Allocative Efficiency

Definition of allocative efficiency

This occurs when there is an optimal distribution of goods and services, taking into account consumer’s preferences.

A more precise definition of allocative efficiency is at an output level where the Price equals the Marginal Cost (MC) of production. This is because the price that consumers are willing to pay is equivalent to the marginal utility that they get. Therefore the optimal distribution is achieved when the marginal utility of the good equals the marginal cost.

Example using diagram

allocative-efficiency

At an output of 40, the marginal cost of the good is £6, but at this output, consumers would be willing to pay a price of £15. The price (which reflects the good’s marginal utility) is greater than marginal cost – suggesting under-consumption. If output increased and price fell, society would benefit from enjoying more of the good.

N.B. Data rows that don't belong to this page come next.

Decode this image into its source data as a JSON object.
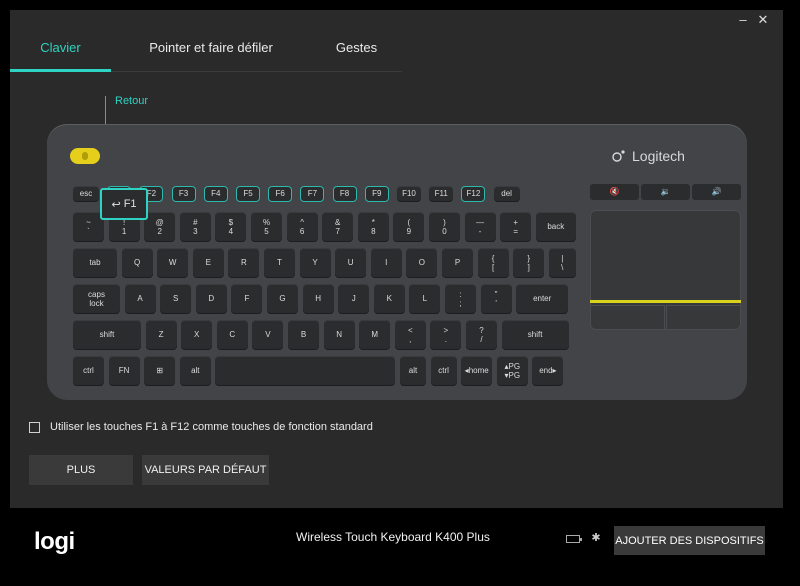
{
  "window": {
    "minimize_glyph": "–",
    "close_glyph": "✕"
  },
  "tabs": [
    {
      "label": "Clavier",
      "active": true
    },
    {
      "label": "Pointer et faire défiler",
      "active": false
    },
    {
      "label": "Gestes",
      "active": false
    }
  ],
  "callout": {
    "label": "Retour",
    "key_label": "F1",
    "key_icon": "back-arrow-icon"
  },
  "keyboard": {
    "brand": "Logitech",
    "accent_color": "#2fd3c3",
    "function_row": [
      "esc",
      "F1",
      "F2",
      "F3",
      "F4",
      "F5",
      "F6",
      "F7",
      "F8",
      "F9",
      "F10",
      "F11",
      "F12",
      "del"
    ],
    "rows": {
      "number": [
        "~\n`",
        "!\n1",
        "@\n2",
        "#\n3",
        "$\n4",
        "%\n5",
        "^\n6",
        "&\n7",
        "*\n8",
        "(\n9",
        ")\n0",
        "—\n-",
        "+\n=",
        "back"
      ],
      "top": [
        "tab",
        "Q",
        "W",
        "E",
        "R",
        "T",
        "Y",
        "U",
        "I",
        "O",
        "P",
        "{\n[",
        "}\n]",
        "|\n\\"
      ],
      "home": [
        "caps\nlock",
        "A",
        "S",
        "D",
        "F",
        "G",
        "H",
        "J",
        "K",
        "L",
        ":\n;",
        "\"\n'",
        "enter"
      ],
      "shift": [
        "shift",
        "Z",
        "X",
        "C",
        "V",
        "B",
        "N",
        "M",
        "<\n,",
        ">\n.",
        "?\n/",
        "shift"
      ],
      "bottom": [
        "ctrl",
        "FN",
        "⊞",
        "alt",
        "",
        "alt",
        "ctrl",
        "◂home",
        "▴PG\n▾PG",
        "end▸"
      ]
    },
    "media_keys": [
      "mute",
      "vol-down",
      "vol-up"
    ]
  },
  "options": {
    "fn_checkbox_label": "Utiliser les touches F1 à F12 comme touches de fonction standard",
    "fn_checkbox_checked": false
  },
  "buttons": {
    "plus": "PLUS",
    "defaults": "VALEURS PAR DÉFAUT"
  },
  "footer": {
    "logo": "logi",
    "device_name": "Wireless Touch Keyboard K400 Plus",
    "add_devices": "AJOUTER DES DISPOSITIFS"
  }
}
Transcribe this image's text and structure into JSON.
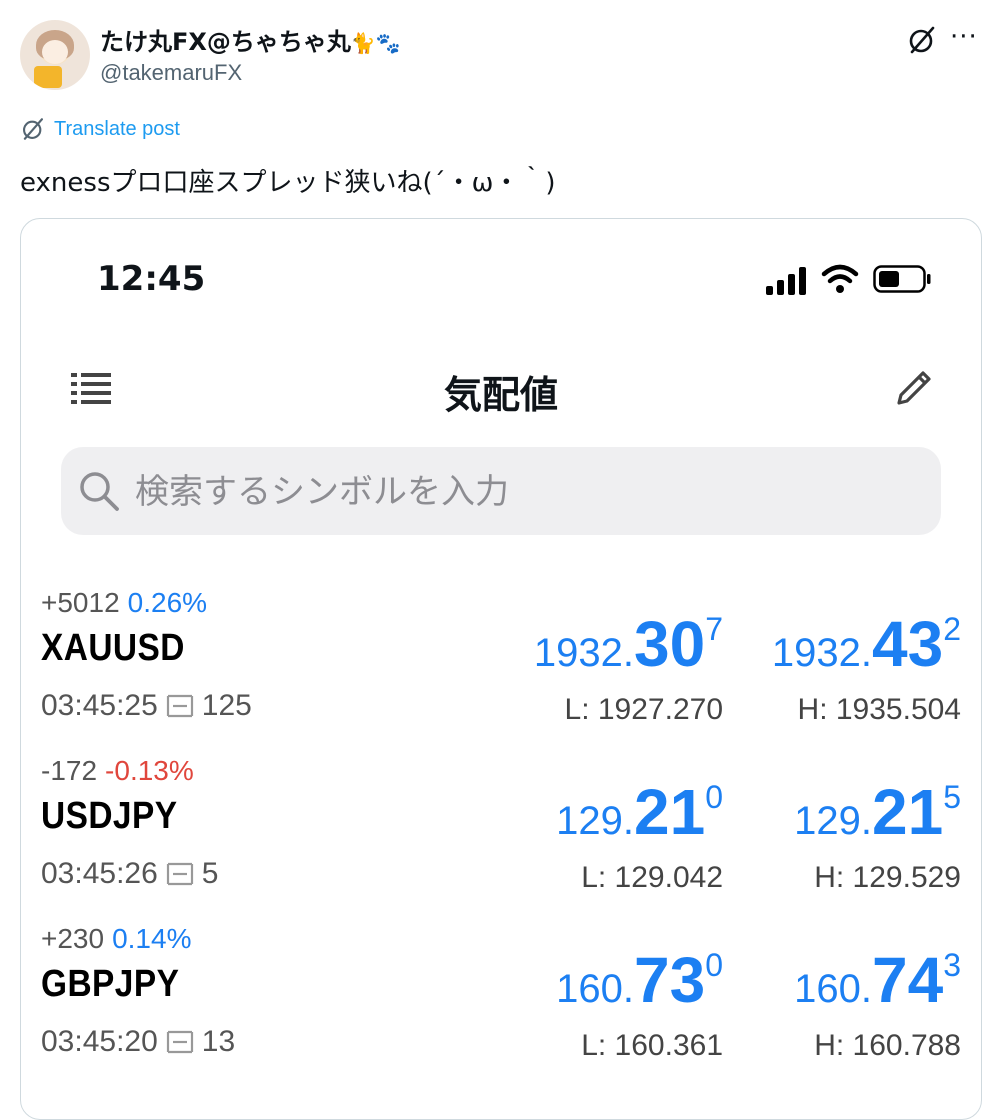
{
  "tweet": {
    "display_name": "たけ丸FX@ちゃちゃ丸",
    "emoji_cat": "🐈",
    "emoji_paw": "🐾",
    "handle": "@takemaruFX",
    "more_glyph": "···",
    "translate_label": "Translate post",
    "text": "exnessプロ口座スプレッド狭いね(´・ω・｀)"
  },
  "phone": {
    "time": "12:45",
    "screen_title": "気配値",
    "search_placeholder": "検索するシンボルを入力",
    "quotes": [
      {
        "change_points": "+5012",
        "change_percent": "0.26%",
        "change_color": "#1c7ff2",
        "symbol": "XAUUSD",
        "time": "03:45:25",
        "spread": "125",
        "bid": {
          "prefix": "1932.",
          "big": "30",
          "sup": "7"
        },
        "ask": {
          "prefix": "1932.",
          "big": "43",
          "sup": "2"
        },
        "low": "L: 1927.270",
        "high": "H: 1935.504"
      },
      {
        "change_points": "-172",
        "change_percent": "-0.13%",
        "change_color": "#e0463c",
        "symbol": "USDJPY",
        "time": "03:45:26",
        "spread": "5",
        "bid": {
          "prefix": "129.",
          "big": "21",
          "sup": "0"
        },
        "ask": {
          "prefix": "129.",
          "big": "21",
          "sup": "5"
        },
        "low": "L: 129.042",
        "high": "H: 129.529"
      },
      {
        "change_points": "+230",
        "change_percent": "0.14%",
        "change_color": "#1c7ff2",
        "symbol": "GBPJPY",
        "time": "03:45:20",
        "spread": "13",
        "bid": {
          "prefix": "160.",
          "big": "73",
          "sup": "0"
        },
        "ask": {
          "prefix": "160.",
          "big": "74",
          "sup": "3"
        },
        "low": "L: 160.361",
        "high": "H: 160.788"
      }
    ]
  },
  "colors": {
    "accent_blue": "#1c7ff2",
    "negative_red": "#e0463c",
    "link_blue": "#1d9bf0"
  }
}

allocative-inefficiency-over

At an output of 110, the marginal cost is £17, but the price people are willing to pay is only £7. At this output, the marginal cost (£17) is much greater than the marginal benefit (£7) so there is over-consumption. Society is over-producing this good.

Allocative efficiency will occur at a price of £11. This is where the marginal cost (MC) = marginal utility.

Perfect competition – allocatively efficient

perfect-competition

  • Firms in perfect competition are said to produce at an allocative efficient level because at Q1,  P=MC

Monopolies – allocatively inefficient

  • Monopolies can increase price above the marginal cost of production and are allocatively inefficient. This is because monopolies have market power and can increase price to reduce consumer surplus.

monopoly-diagram

  • Monopoly sets a price of Pm. This is allocatively inefficient because at this output of Qm, price is greater than MC.
  • Allocative efficiency would occur at the point where the MC cuts the Demand curve so Price = MC.
  • The area of deadweight welfare loss shows the degree of allocative inefficiency in the economy.

Allocative efficiency and productive efficiency

Productive Efficiency is concerned with producing goods at the lowest cost. This occurs on the production possibility frontier (PPF).

(Note producing on the production possibility frontier is not necessarily allocatively efficient because a PPF only shows the potential output. Allocative efficiency is concerned with the distribution of goods and this requires the addition of indifference curves.